Las letras del amor

¡Ay, el amor! El amor ha sido siempre un tema importante y casi siempre presente en toda manifestación del arte, desde la danza, la música, y hasta en la literatura, el sentimiento ha sido uno de los constantes pretextos de la expresión humana. Está en toda clase de palabra, en el mito, la leyenda y en contextos más cercanos en el teatro, la poesía, la narrativa, y todavía más recientemente en la televisión y en el cine.

El amor es un hecho común en toda muestra del sentir humano. Y es que es innegable que alguna vez hemos recurrido a la escritura de una carta, el envío de un mensaje de texto, hemos compuesto por ahí algún poema o la letra de una canción… hemos hablado del amor en diálogos comunes con nuestros allegados. Y es que el hombre debe traspasar los límites de la individualidad para fundirse y ser uno con el otro. El amor es esa experiencia que se vive y que al no poder ser explicada por la razón da lugar a manifestarse de las más variadas formas.

La literatura siempre ha echado mano del concepto de amor, ese que surge desde que la figuras de “Eros” y “Cupido” utilizaron sus flechas para atravesar el corazón de los mortales para dar origen a la regeneración de la vida. Ya luego se dieron formas diferentes de ver al sentimiento en el mundo de occidente, en el que por un lado se trata sólo de la sensualidad plena, y del otro, de la idealización del ser amado. Ambas concepciones tienen la idea de representar la trascendencia, la búsqueda de la unidad, el complemento del ser, y que finalmente lleve al hombre a escribir sobre otros sentires como la soledad, el miedo, la traición, la imposibilidad, la ausencia, el fin… todos los influjos del sentimiento amoroso. La literatura pasa a ser un medio de expresión de la experiencia afectiva, esa que resulta compleja de explicar, pero que ha producido algunas de las obras más importantes de las letras universales.

El imposible, por ejemplo, es ese amor que vemos en obras como “Las cuitas del joven Werther” de J. W.Goethe o en “El amor en los tiempos del cólera” de Gabriel García Márquez, donde el sentimiento no puede concretarse por situaciones que lo condicionan.

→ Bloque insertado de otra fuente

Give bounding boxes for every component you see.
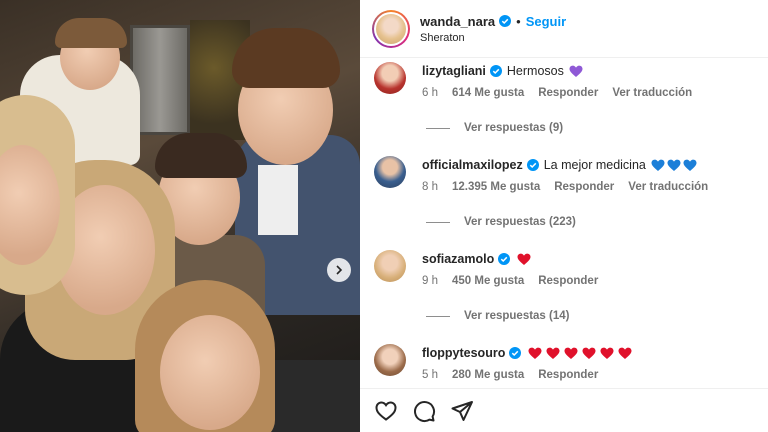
- commenter-avatar[interactable]: [374, 344, 406, 376]
- comment-likes[interactable]: 614 Me gusta: [452, 87, 524, 99]
- author-username[interactable]: wanda_nara: [420, 14, 495, 29]
- purple-heart-icon: [569, 65, 583, 77]
- red-heart-icon: [564, 347, 578, 359]
- verified-badge-icon: [509, 347, 522, 359]
- view-replies-button[interactable]: Ver respuestas (223): [426, 216, 576, 228]
- post-location[interactable]: Sheraton: [420, 32, 566, 44]
- view-replies-label: Ver respuestas (223): [464, 216, 576, 228]
- verified-badge-icon: [498, 253, 511, 265]
- replies-divider: [426, 315, 450, 317]
- comment-time[interactable]: 8 h: [422, 181, 438, 193]
- comment-bubble-icon[interactable]: [412, 399, 436, 423]
- view-replies-button[interactable]: Ver respuestas (14): [426, 310, 569, 322]
- photo-person: [232, 28, 340, 88]
- red-heart-icon: [528, 347, 542, 359]
- red-heart-icon: [618, 347, 632, 359]
- see-translation-button[interactable]: Ver traducción: [628, 181, 708, 193]
- red-heart-icon: [600, 347, 614, 359]
- view-replies-button[interactable]: Ver respuestas (9): [426, 122, 563, 134]
- comment-text: La mejor medicina: [543, 158, 646, 172]
- blue-heart-icon: [667, 159, 681, 171]
- commenter-username[interactable]: floppytesouro: [422, 346, 505, 360]
- comment-time[interactable]: 5 h: [422, 369, 438, 381]
- next-photo-button[interactable]: [327, 258, 351, 282]
- view-replies-label: Ver respuestas (9): [464, 122, 564, 134]
- post-details-pane: wanda_nara • Seguir Sheraton lizytaglian…: [360, 0, 768, 432]
- reply-button[interactable]: Responder: [538, 275, 598, 287]
- red-heart-icon: [582, 347, 596, 359]
- verified-badge-icon: [499, 15, 512, 27]
- commenter-username[interactable]: lizytagliani: [422, 64, 486, 78]
- blue-heart-icon: [683, 159, 697, 171]
- chevron-right-icon: [336, 265, 343, 275]
- comments-list[interactable]: lizytagliani Hermosos 6 h 614 Me gusta R…: [360, 58, 768, 388]
- photo-person: [155, 133, 247, 178]
- view-replies-label: Ver respuestas (14): [464, 310, 570, 322]
- comment-time[interactable]: 9 h: [422, 275, 438, 287]
- heart-outline-icon[interactable]: [374, 399, 398, 423]
- reply-button[interactable]: Responder: [538, 369, 598, 381]
- comment-likes[interactable]: 280 Me gusta: [452, 369, 524, 381]
- commenter-username[interactable]: officialmaxilopez: [422, 158, 523, 172]
- author-avatar[interactable]: [372, 9, 410, 48]
- paper-plane-icon[interactable]: [450, 399, 474, 423]
- post-actions-bar: [360, 388, 768, 432]
- comment-text: Hermosos: [506, 64, 564, 78]
- commenter-avatar[interactable]: [374, 250, 406, 282]
- red-heart-icon: [546, 347, 560, 359]
- comment-likes[interactable]: 450 Me gusta: [452, 275, 524, 287]
- replies-divider: [426, 221, 450, 223]
- photo-person: [258, 165, 298, 235]
- post-header: wanda_nara • Seguir Sheraton: [360, 0, 768, 58]
- see-translation-button[interactable]: Ver traducción: [612, 87, 692, 99]
- follow-button[interactable]: Seguir: [526, 14, 566, 29]
- verified-badge-icon: [489, 65, 502, 77]
- commenter-avatar[interactable]: [374, 156, 406, 188]
- comment-time[interactable]: 6 h: [422, 87, 438, 99]
- separator-dot: •: [516, 13, 521, 29]
- verified-badge-icon: [526, 159, 539, 171]
- photo-person: [55, 18, 127, 48]
- red-heart-icon: [517, 253, 531, 265]
- replies-divider: [426, 127, 450, 129]
- blue-heart-icon: [651, 159, 665, 171]
- reply-button[interactable]: Responder: [538, 87, 598, 99]
- photo-person: [160, 315, 260, 430]
- comment-likes[interactable]: 12.395 Me gusta: [452, 181, 540, 193]
- commenter-avatar[interactable]: [374, 62, 406, 94]
- post-photo[interactable]: [0, 0, 360, 432]
- reply-button[interactable]: Responder: [554, 181, 614, 193]
- commenter-username[interactable]: sofiazamolo: [422, 252, 494, 266]
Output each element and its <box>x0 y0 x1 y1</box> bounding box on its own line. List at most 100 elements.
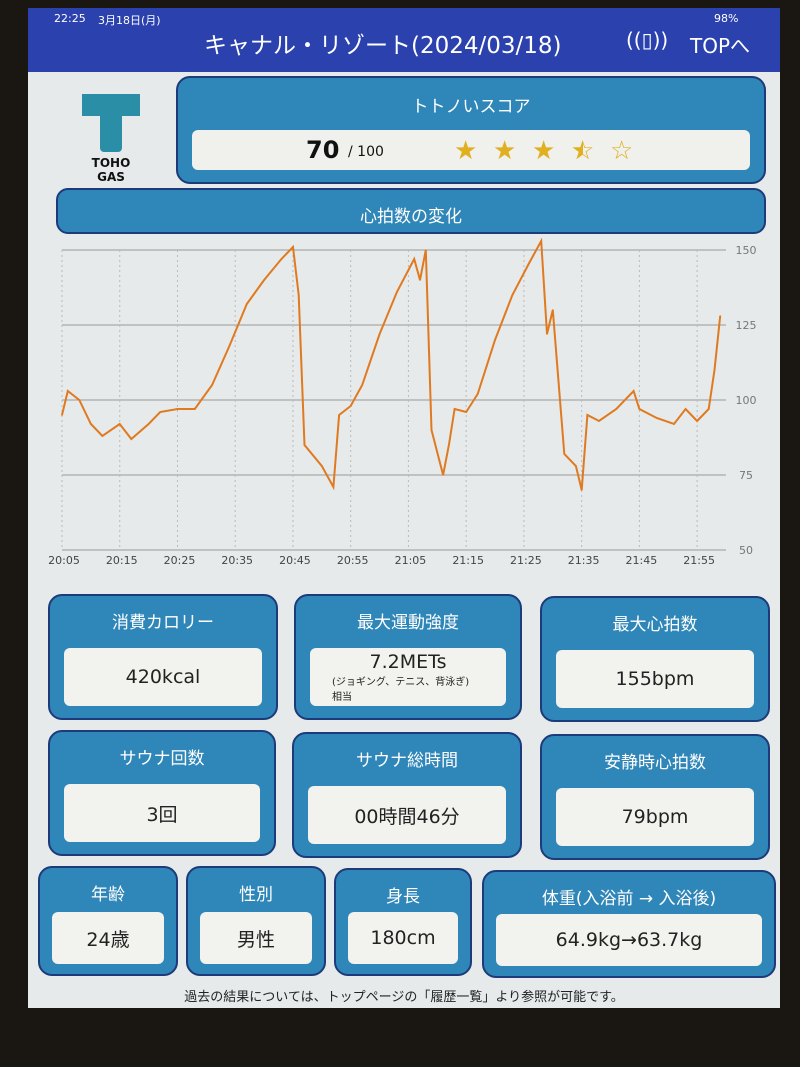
star-full-icon: ★ <box>493 136 517 166</box>
data-point <box>321 465 323 467</box>
stat-value: 24歳 <box>86 928 130 951</box>
star-half-icon: ☆★ <box>571 136 595 166</box>
stat-label: 最大心拍数 <box>612 615 698 635</box>
stat-card: 安静時心拍数 79bpm <box>540 734 770 860</box>
score-max: / 100 <box>348 144 384 160</box>
data-point <box>494 339 496 341</box>
stat-label: サウナ回数 <box>119 749 205 769</box>
data-point <box>632 390 635 392</box>
heart-rate-section-header: 心拍数の変化 <box>56 188 766 234</box>
screen: 22:25 3月18日(月) 98% キャナル・リゾート(2024/03/18)… <box>28 8 780 1008</box>
data-point <box>147 423 150 425</box>
page-title: キャナル・リゾート(2024/03/18) <box>204 33 562 59</box>
data-point <box>448 444 450 446</box>
data-point <box>580 489 583 491</box>
data-point <box>211 384 213 386</box>
stat-card: 最大運動強度 7.2METs (ジョギング、テニス、背泳ぎ) 相当 <box>294 594 522 720</box>
data-point <box>540 240 543 242</box>
star-full-icon: ★ <box>454 136 478 166</box>
stat-label: 消費カロリー <box>112 613 214 633</box>
data-point <box>378 333 381 335</box>
data-point <box>673 423 675 425</box>
stat-value: 420kcal <box>125 666 201 688</box>
toho-gas-logo: TOHO GAS <box>76 94 146 184</box>
data-point <box>563 453 566 455</box>
battery-level: 98% <box>714 12 739 25</box>
star-full-icon: ★ <box>532 136 556 166</box>
data-point <box>615 408 618 410</box>
x-tick-label: 21:35 <box>568 554 600 567</box>
data-point <box>263 279 265 281</box>
stat-value: 00時間46分 <box>354 805 460 828</box>
data-point <box>575 465 577 467</box>
data-point <box>430 429 433 431</box>
status-time: 22:25 <box>54 12 86 25</box>
x-tick-label: 20:55 <box>337 554 369 567</box>
data-point <box>546 333 548 335</box>
data-point <box>453 408 456 410</box>
data-point <box>176 408 179 410</box>
score-value: 70 <box>306 136 340 164</box>
data-point <box>713 369 716 371</box>
stat-value: 3回 <box>146 803 178 826</box>
score-title: トトノいスコア <box>411 97 531 117</box>
data-point <box>101 435 104 437</box>
data-point <box>696 420 698 422</box>
y-tick-label: 125 <box>736 319 757 332</box>
data-point <box>78 399 81 401</box>
data-point <box>511 294 514 296</box>
data-point <box>528 261 531 263</box>
x-tick-label: 20:25 <box>164 554 196 567</box>
data-point <box>707 408 710 410</box>
data-point <box>442 474 444 476</box>
data-point <box>194 408 196 410</box>
stat-note-2: 相当 <box>332 692 352 703</box>
data-point <box>655 417 658 419</box>
stat-label: 年齢 <box>91 885 125 905</box>
data-point <box>396 291 398 293</box>
data-point <box>361 384 364 386</box>
heart-rate-line <box>61 238 722 491</box>
data-point <box>66 390 69 392</box>
stat-value: 180cm <box>370 927 436 949</box>
stat-card: 身長 180cm <box>334 868 472 976</box>
stat-value: 79bpm <box>621 806 689 828</box>
stat-card: 体重(入浴前 → 入浴後) 64.9kg→63.7kg <box>482 870 776 978</box>
data-point <box>303 444 306 446</box>
smartwatch-icon[interactable]: ((▯)) <box>626 28 668 52</box>
stat-card: 最大心拍数 155bpm <box>540 596 770 722</box>
data-point <box>551 309 554 311</box>
data-point <box>684 408 687 410</box>
data-point <box>638 408 641 410</box>
data-point <box>476 393 479 395</box>
x-tick-label: 20:45 <box>279 554 311 567</box>
stat-value: 155bpm <box>615 668 695 690</box>
status-date: 3月18日(月) <box>98 14 161 27</box>
data-point <box>424 249 427 251</box>
y-tick-label: 150 <box>736 244 757 257</box>
stat-card: サウナ総時間 00時間46分 <box>292 732 522 858</box>
x-tick-label: 20:15 <box>106 554 138 567</box>
data-point <box>61 414 63 416</box>
data-point <box>297 294 300 296</box>
x-tick-label: 20:05 <box>48 554 80 567</box>
data-point <box>349 405 352 407</box>
stat-value: 64.9kg→63.7kg <box>555 929 703 951</box>
data-point <box>332 486 335 488</box>
data-point <box>419 279 421 281</box>
stat-value: 男性 <box>236 928 275 951</box>
top-button[interactable]: TOPへ <box>690 30 750 59</box>
y-tick-label: 50 <box>739 544 753 557</box>
stat-card: サウナ回数 3回 <box>48 730 276 856</box>
y-tick-label: 100 <box>736 394 757 407</box>
x-tick-label: 21:05 <box>395 554 427 567</box>
data-point <box>90 423 92 425</box>
data-point <box>465 411 467 413</box>
data-point <box>280 258 283 260</box>
data-point <box>159 411 161 413</box>
y-tick-label: 75 <box>739 469 753 482</box>
stat-label: 最大運動強度 <box>357 613 459 633</box>
stat-value: 7.2METs <box>369 651 447 673</box>
score-panel: トトノいスコア 70 / 100 ★ ★ ★ ☆★ ☆ <box>176 76 766 184</box>
data-point <box>413 258 416 260</box>
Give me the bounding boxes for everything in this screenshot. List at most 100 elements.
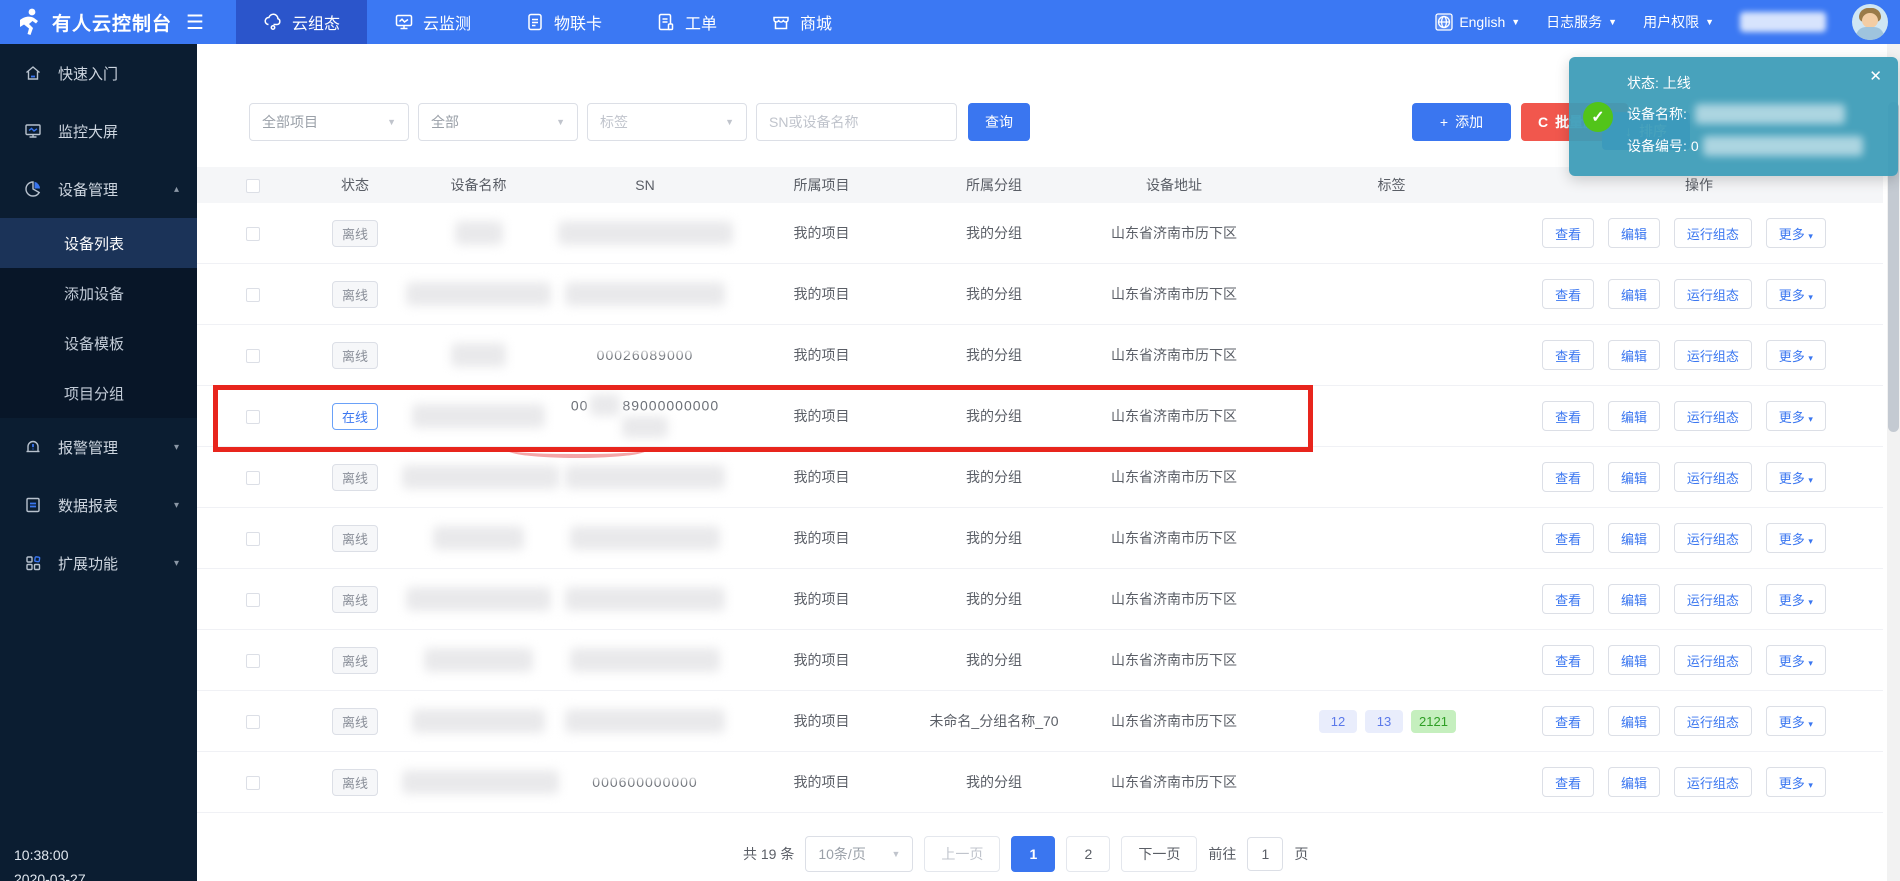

En otras obras como en “El ingenioso Hidalgo don Quijote de La Mancha” de Miguel de Cervantes, el amor idealizado del caballero andante da cuenta de aquel que es inalcanzable hacia “Dulcinea del Toboso”, su amada, pues no hay contacto carnal, y que más que nada nos muestra cómo el “Quijote” solo busca un aproximamiento a la belleza, la felicidad y la perfección, y así alcanzar la trascendencia.

El amor tirano, contrario al ideal, ha sido descrito en las letras de obras donde el amante tiene la necesidad de privar al otro de la libertad; este fue un tópico muy popular del siglo XIX y tiene su más claro ejemplo en la “Casa de muñecas” de Henrik Ibsen, donde el machismo de la época sentenciaba que la mujer no era humana hasta que no entrara en una sociedad masculina. Esta novela sirvió como base en la lucha feminista que comenzó a gestarse por aquellos años, donde el personaje de “Nora” fue el modelo de mujer moderna y libre que buscaba quitarse las cadenas de la opresión del varón.

Un tipo de amor, el sensual, es ese que implica la relación entre dos donde la atracción física y el goce de la belleza están relacionados con el sentimiento, pero que finalmente culmina con la posesión física. Los autores, en ocasiones, han mostrado cómo los personajes buscaron formas de amar engañosas, donde lo único que les interesa es el placer, y aquí valdría la pena recordar el “Burlador de Sevilla” de Tirso de Molina, arquetipo del “Juan Tenorio” que también han empleado otros autores como Lord Byron o Molière.

Durante la época feudal, se habló del amor cortés, donde la dama es aquella a la que se debe respetar y que está llena de perfecciones que la hacen superior al hombre; cuando el amor es correspondido, obedece meramente al goce erótico como retribución y se vive a escondidas, discretamente, como el de “Paolo” y “Francesca” en la “Divina Comedia” de Dante Alighieri, incluso en el “Rojo y Negro” de Stendhal.

“Romeo” y “Julieta” vivieron a la vez dos clases de amor. Por un lado, el recíproco, el que se da entre amantes que se corresponden, pero que no queda libre de dificultades; y por el otro, el amor trágico, donde un evento fatal impide que los amantes se realicen, son víctimas de un destino que no pueden cambiar porque así está sentenciado; el amor se eterniza mediante la muerte.

El amor nunca ha sido indiferente para aquellos quienes le dan su vida a las letras.

Y en estos tiempos adversos, para comprender un poco el amor, las distintas percepciones del mismo, habremos de sentarnos a leer un libro.